HMLTD explore feudalism and medieval life in new video for ‘The End Is Now’
The new video was inspired by the work of Ingmar Bergman and Andrei Tarkovsky, frontman Henry Spychalski tells Rolling Stone UK.
By Nick Reilly
HMLTD have shared the unsettling new video for ‘The End Is Now’, the latest track to emerge from the London art rockers.
The new effort is the most recent track from their upcoming second album The Worm and comes accompanied by a video which reflects the album’s sprawling concept of life in a relentless feudal medieval society ruled by a worm god.
The black and white clip is directed by singer Henry Spychalski and shows a young child attempting to escape the clutches of a villainous braying mob. It’s later interspersed with footage of the child as a grown man – which is Spychalski performing in an Arthurian-esque get up.
“The video for ‘The End Is Now’ gives a further glimpse into the expansive lore that we have built around ‘The Worm’, in which England has been swallowed by a giant Worm God and renamed Wyrmlands,” Spychalski told Rolling Stone UK.
“Set in Wyrmlands, the video acts as an origin story for the album’s hero – a fictionalised version of myself – and introduces key characters from the world: the surviving population forced into famine and feudalism after ‘The Swallowing’, the treacherous ‘Devertebrate’ nobles who rule over them (so named for having had their spines removed as an obsequious gesture to the Worm King), and the ‘Wormdom’ clergy – the new faith that emerges after The Swallowing.

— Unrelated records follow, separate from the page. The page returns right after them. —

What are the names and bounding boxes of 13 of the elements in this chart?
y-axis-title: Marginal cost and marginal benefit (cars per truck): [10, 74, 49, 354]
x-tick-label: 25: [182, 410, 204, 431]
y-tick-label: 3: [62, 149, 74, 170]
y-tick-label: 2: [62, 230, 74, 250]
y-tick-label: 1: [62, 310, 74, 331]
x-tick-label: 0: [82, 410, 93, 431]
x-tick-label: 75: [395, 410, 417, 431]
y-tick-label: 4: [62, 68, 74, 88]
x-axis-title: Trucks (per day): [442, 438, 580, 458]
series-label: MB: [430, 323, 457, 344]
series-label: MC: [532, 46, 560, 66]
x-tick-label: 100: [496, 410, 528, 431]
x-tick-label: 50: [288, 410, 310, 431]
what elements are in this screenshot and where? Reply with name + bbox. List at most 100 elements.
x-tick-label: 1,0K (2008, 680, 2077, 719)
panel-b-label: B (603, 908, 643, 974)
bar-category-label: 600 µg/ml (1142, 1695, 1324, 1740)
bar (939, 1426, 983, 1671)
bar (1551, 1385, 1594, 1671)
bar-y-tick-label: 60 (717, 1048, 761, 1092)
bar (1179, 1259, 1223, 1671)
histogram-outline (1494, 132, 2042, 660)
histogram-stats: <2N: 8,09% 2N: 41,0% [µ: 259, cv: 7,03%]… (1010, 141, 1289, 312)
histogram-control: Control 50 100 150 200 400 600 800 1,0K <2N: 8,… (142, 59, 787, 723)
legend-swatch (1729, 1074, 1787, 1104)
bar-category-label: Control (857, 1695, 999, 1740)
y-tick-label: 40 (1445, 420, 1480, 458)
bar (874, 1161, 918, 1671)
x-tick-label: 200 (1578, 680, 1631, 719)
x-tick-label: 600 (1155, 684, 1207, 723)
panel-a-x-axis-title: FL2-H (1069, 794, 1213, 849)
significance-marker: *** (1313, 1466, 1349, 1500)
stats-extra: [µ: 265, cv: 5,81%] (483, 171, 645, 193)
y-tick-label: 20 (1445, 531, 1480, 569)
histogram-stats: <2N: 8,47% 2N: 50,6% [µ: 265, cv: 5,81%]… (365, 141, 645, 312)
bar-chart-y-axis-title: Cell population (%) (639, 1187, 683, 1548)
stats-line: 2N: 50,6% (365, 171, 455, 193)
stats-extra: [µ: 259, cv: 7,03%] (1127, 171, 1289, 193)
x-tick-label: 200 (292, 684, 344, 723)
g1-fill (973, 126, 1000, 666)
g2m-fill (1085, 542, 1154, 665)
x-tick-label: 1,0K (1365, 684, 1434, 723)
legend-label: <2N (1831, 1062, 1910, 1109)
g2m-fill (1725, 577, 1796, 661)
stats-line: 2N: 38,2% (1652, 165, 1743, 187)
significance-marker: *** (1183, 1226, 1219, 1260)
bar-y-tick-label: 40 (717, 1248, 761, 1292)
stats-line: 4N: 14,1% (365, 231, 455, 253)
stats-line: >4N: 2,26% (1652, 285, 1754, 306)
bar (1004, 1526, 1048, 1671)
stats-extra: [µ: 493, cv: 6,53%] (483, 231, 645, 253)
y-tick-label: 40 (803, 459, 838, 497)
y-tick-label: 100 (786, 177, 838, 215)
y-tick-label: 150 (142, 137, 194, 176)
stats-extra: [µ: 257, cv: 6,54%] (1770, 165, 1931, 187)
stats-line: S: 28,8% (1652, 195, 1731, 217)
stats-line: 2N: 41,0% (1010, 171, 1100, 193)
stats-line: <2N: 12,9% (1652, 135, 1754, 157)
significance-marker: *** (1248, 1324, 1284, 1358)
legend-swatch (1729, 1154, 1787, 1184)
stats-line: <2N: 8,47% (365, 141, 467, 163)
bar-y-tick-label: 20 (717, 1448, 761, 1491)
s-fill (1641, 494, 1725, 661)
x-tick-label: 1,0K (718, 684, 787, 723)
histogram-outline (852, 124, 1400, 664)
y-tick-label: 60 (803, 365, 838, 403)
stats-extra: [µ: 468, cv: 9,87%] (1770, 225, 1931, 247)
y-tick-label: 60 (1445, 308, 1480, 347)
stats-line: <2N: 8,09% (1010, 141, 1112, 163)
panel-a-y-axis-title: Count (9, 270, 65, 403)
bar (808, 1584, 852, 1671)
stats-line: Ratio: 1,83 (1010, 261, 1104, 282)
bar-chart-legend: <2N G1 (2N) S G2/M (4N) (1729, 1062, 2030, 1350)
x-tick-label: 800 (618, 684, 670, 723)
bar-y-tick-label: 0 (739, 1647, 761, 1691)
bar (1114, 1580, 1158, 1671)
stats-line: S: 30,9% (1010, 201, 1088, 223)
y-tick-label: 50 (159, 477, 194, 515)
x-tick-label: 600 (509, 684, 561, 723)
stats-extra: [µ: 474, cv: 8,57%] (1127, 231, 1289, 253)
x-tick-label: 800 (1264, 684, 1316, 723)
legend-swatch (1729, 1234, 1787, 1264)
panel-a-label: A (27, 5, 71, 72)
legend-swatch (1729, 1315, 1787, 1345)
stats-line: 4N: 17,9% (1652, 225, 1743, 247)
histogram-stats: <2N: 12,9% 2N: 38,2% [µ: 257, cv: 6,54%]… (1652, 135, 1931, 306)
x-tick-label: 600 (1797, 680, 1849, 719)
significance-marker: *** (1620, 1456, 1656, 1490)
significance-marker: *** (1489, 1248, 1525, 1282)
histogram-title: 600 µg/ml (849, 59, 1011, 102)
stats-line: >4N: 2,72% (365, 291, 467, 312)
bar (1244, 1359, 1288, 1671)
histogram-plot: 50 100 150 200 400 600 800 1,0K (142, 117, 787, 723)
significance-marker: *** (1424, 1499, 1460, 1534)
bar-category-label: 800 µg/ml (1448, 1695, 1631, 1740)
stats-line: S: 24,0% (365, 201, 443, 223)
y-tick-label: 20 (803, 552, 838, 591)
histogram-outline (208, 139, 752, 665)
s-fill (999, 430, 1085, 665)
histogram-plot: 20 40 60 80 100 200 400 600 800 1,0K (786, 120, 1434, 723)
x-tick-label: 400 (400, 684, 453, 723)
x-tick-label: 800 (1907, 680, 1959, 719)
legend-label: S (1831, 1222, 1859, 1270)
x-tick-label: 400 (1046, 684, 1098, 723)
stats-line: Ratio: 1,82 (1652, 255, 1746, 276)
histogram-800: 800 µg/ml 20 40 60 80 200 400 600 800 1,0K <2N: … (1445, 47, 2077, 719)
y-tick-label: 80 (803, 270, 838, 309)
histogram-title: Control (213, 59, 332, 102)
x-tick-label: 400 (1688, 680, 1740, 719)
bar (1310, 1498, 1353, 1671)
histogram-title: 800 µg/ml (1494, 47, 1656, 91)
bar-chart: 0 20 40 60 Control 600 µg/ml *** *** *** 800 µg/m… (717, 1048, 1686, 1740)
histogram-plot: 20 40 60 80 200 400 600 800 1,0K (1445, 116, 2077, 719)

“Visually, the video was inspired by the films of Ingmar Bergman and Andrei Tarkovsky, and Václav Marhoul’s film ‘The Painted Bird.’”
The band’s second album arrives on April 7 and was created over the course of two years with an expansive cast of 47 musicians – including a gospel choir and a 16-piece string orchestra.
They will also play two shows at London’s ICA on May 18 & 19.